No, that was not quite right.
It was not that I could not move.
It was that I was not permitted to.
His authority seized me completely, and the fear that followed was not pain, but obedience, the terror of knowing my will no longer mattered.
Then something broke.
Something dark and unruly surged outward, and the world lurched.
Jennifer stood in front of me once more, her blade trembling as Oliver staggered back, fresh burns tearing across his shoulder as he gasped for air.
He wiped blood from his lips, eyes narrowing.
"Time stop," he said flatly. "So you can use time magic. How irritating."

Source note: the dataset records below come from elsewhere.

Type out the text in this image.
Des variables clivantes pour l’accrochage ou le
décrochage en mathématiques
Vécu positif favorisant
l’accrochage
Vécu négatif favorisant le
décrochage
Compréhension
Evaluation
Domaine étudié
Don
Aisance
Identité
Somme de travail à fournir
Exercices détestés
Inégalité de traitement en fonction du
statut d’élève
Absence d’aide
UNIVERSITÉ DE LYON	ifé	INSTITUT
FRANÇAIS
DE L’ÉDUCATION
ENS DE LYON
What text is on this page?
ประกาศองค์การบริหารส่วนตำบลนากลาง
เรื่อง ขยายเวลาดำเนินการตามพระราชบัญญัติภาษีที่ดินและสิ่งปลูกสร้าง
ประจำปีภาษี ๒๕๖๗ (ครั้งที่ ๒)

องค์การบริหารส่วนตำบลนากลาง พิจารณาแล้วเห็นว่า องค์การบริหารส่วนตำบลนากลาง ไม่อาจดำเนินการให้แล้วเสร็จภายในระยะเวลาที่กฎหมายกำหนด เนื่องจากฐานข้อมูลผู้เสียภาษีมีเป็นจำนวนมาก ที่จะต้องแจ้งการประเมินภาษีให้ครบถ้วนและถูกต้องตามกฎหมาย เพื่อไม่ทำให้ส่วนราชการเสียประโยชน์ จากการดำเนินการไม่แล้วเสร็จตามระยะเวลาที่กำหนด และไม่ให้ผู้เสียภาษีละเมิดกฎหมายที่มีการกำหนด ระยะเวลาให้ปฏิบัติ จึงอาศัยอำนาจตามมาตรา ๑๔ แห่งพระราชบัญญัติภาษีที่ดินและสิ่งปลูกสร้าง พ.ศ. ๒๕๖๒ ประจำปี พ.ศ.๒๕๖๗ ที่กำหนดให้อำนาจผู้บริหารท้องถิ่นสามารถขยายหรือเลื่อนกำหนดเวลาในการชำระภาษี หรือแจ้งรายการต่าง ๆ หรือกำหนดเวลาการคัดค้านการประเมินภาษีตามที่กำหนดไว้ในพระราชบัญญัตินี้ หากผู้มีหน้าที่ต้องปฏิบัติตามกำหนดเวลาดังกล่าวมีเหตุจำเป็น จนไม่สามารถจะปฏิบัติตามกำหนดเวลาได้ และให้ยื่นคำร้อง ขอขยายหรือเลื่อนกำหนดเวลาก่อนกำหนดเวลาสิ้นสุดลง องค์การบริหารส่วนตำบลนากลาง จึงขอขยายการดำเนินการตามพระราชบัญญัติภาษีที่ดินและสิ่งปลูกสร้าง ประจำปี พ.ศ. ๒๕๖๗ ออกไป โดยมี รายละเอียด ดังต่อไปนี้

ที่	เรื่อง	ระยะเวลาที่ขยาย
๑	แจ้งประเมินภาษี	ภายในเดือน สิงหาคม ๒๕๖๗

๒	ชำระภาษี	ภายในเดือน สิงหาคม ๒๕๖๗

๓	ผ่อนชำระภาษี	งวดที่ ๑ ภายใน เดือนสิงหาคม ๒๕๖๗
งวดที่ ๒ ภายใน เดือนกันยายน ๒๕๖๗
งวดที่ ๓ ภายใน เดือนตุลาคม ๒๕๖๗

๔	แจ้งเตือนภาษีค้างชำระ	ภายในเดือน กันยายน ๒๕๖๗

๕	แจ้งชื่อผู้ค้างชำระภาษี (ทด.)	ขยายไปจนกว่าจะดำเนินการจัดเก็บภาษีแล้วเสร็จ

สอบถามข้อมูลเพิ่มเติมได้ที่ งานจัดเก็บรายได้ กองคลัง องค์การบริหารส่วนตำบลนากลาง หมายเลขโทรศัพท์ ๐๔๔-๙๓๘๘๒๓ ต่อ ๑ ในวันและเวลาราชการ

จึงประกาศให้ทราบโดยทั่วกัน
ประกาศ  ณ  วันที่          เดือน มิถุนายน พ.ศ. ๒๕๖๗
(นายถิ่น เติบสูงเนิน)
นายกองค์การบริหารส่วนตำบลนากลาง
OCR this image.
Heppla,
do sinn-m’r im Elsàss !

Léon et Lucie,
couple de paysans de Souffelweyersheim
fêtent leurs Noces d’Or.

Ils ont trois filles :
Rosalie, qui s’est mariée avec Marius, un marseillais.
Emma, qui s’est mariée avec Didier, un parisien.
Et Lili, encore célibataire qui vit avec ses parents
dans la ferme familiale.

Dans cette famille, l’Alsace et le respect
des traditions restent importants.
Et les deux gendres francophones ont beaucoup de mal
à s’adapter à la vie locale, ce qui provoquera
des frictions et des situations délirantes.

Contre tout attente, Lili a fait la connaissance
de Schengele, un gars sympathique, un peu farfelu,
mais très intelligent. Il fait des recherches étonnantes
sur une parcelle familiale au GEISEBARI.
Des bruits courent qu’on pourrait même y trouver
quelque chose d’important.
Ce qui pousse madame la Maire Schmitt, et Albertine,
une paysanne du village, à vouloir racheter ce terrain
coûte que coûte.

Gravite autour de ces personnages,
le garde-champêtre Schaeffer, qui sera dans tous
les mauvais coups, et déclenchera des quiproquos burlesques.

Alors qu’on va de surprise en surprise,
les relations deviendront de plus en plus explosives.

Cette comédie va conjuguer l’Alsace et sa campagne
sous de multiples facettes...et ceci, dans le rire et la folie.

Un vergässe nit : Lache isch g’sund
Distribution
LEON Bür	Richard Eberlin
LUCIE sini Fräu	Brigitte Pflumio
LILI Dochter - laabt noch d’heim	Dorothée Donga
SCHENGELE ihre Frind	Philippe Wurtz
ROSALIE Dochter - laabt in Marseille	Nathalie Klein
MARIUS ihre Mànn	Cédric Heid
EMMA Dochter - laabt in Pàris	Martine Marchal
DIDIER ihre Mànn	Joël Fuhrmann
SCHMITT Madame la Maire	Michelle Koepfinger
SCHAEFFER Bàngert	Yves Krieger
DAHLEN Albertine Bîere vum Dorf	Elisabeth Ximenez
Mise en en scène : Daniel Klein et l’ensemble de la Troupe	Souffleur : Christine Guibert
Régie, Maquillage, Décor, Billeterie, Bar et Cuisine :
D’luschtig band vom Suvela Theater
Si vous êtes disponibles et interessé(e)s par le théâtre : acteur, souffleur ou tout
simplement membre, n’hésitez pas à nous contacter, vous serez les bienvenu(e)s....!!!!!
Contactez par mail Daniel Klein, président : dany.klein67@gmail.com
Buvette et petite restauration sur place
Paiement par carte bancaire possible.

I could not understand it. I had not perceived it at all, which should have been impossible with my logicae, unless something else had intervened.
Unless Jennifer, for a fleeting moment, had reached somewhere beyond even my perception.
I stumbled back, coughing, my heart racing as time snapped fully into place.
Jennifer remained where she stood, shoulders tense, stance rigid with intent.
If I had not known her better, I would have thought she had already decided she would die here.